Rimsky-Korsakov acabou imortalizado por suas criações sinfônicas. Scheherazade, Capricho Espanhol e A Grande Páscoa Russa, são obras em que podemos perceber o exotismo de suas harmonias, a inventividade de suas melodias e, principalmente, a delicadeza, o detalhismo e a originalidade de sua orquestração.

Scheherazade

Depois de ter sido traído por uma mulher, o sultão Sharyar adquiriu o hábito de vingar-se de todas as outras, ao casar-se com uma a cada noite e executá-la na manhã seguinte. Isso até conhecer Scheherazade, que tramou contar uma história envolvente ao sultão a cada noite, instigando sua curiosidade para que a seqüência fosse revelada no dia seguinte, o que lhe permitiu viver. Após três filhos e mil e uma noites, Scheherazade foi salva por sua astúcia e reconhecida pelo sultão.

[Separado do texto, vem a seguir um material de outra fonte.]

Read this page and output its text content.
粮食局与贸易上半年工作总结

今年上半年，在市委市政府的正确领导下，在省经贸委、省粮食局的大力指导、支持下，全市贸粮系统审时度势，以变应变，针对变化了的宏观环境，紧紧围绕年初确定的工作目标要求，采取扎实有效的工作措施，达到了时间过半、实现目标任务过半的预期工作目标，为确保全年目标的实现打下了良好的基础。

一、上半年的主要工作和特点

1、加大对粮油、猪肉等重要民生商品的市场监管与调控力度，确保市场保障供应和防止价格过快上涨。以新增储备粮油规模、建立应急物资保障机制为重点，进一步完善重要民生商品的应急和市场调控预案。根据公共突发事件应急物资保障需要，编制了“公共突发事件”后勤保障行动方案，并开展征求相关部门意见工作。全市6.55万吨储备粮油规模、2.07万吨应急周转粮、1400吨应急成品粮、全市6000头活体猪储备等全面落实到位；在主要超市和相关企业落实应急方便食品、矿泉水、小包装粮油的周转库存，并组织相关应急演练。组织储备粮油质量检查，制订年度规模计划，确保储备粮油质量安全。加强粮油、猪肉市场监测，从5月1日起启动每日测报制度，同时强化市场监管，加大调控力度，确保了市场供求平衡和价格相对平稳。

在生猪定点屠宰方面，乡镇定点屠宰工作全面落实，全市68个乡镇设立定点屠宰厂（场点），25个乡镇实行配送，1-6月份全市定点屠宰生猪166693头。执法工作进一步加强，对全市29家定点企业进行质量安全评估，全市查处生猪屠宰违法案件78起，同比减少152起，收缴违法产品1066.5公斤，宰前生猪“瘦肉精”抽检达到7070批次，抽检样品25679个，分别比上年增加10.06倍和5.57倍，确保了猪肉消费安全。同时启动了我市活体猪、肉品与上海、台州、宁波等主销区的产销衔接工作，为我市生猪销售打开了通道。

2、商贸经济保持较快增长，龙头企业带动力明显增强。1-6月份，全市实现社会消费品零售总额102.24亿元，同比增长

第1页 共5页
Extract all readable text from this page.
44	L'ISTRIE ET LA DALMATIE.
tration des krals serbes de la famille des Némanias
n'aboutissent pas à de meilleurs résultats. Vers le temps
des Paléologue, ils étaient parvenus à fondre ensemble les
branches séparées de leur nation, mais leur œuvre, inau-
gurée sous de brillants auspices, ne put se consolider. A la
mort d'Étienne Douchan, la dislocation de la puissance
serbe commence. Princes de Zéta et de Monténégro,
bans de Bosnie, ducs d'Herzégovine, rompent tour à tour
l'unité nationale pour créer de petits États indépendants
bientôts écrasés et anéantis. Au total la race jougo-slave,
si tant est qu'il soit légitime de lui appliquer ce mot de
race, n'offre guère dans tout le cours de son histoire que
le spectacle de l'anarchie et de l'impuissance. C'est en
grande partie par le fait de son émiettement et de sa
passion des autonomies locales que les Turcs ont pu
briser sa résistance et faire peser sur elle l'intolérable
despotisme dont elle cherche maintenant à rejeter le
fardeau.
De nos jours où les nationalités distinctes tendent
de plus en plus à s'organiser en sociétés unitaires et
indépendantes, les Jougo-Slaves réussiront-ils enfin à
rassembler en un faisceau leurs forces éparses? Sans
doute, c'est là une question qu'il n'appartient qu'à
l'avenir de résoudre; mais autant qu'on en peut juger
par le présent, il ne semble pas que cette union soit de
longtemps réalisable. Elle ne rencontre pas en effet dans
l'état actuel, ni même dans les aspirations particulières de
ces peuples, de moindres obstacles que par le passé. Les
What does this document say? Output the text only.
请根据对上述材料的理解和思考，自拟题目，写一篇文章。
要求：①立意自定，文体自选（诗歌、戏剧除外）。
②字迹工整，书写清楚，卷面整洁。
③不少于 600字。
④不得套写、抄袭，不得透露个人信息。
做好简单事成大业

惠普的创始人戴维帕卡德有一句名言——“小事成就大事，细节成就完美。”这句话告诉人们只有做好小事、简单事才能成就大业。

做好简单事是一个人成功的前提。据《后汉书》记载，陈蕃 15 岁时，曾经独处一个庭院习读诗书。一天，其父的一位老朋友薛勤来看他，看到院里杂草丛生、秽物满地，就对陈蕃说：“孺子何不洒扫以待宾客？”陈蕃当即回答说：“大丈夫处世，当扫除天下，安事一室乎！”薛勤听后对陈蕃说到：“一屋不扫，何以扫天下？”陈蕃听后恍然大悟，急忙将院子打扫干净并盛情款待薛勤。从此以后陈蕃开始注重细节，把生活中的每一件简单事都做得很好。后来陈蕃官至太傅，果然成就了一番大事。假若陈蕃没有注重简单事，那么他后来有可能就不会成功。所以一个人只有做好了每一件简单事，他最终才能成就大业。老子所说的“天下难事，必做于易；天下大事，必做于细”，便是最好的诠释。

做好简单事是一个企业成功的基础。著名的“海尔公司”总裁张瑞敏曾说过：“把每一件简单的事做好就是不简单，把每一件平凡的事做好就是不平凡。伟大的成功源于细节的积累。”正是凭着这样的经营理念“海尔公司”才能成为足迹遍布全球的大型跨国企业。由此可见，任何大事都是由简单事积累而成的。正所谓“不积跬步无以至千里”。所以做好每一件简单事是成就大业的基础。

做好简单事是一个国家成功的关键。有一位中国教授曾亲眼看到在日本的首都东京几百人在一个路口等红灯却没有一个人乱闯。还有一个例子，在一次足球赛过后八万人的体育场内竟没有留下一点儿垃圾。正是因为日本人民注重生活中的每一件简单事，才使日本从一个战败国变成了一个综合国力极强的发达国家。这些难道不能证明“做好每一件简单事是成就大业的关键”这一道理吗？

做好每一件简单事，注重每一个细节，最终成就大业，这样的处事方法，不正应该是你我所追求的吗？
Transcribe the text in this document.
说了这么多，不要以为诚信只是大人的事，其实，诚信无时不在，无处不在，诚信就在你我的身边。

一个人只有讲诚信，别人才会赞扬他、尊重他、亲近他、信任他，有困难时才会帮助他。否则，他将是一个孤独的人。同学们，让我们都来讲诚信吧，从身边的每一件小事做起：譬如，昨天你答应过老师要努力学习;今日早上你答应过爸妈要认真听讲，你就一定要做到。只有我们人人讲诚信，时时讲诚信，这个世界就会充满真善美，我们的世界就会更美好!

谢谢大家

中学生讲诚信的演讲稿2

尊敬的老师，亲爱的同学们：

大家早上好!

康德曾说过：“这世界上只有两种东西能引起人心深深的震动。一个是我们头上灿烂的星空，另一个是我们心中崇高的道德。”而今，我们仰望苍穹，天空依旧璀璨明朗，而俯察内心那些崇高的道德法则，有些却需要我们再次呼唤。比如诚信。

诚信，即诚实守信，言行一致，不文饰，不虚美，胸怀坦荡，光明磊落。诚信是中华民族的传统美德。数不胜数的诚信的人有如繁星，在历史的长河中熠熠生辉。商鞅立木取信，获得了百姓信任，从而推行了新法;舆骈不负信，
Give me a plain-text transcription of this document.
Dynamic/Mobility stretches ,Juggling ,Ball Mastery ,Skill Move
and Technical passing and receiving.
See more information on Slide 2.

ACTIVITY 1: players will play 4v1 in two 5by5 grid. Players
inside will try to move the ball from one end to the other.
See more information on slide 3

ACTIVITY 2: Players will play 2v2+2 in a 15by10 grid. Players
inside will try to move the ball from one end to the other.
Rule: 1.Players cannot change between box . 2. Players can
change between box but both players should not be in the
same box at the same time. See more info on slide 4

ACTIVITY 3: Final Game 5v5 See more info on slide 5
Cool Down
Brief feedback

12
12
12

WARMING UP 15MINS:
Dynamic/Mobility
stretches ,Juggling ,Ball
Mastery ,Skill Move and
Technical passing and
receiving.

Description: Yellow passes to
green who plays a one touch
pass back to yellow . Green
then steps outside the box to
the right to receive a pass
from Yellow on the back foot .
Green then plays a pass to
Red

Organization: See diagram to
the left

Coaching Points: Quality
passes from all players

Influenciado pela trama do Livro das Mil e Uma Noites, Rimsky-Korsakov deixa que sua suíte sinfônica Scheherazade conte a história. O sultão é representado por uma pesada melodia de metais, enquanto a protagonista, Scheherazade, se traduz em um sedutor violino solo. Nos quatro movimentos da obra, as combinações entre madeiras, metais, cordas e percussão mesclam elementos orientais às orquestrações brilhantes e sensoriais de Rimsky-Korsakov, que inovou ao associar cores às tonalidades musicais. As imagens do marujo Simbad, do príncipe Kalender e da festa em Bagdá fazem de Scheherazade uma obra visual.

Vamos aos movimentos de Scheherazade:

Primeiro Movimento: O mar e o navio de Simbad
A música começa com Korsakov apresentando o sultão e Scheherazade. Ele, nos metais em uníssono fortíssimo; ela, um delicado violino solo pontuado pela harpa, enunciando a melodia oriental que perpassará toda a suíte.

Segundo Movimento: A história do Príncipe Kalender
Abre com uma citação do tema de Scheherazade e depois apresenta um novo motivo, mais ritmado e divertido.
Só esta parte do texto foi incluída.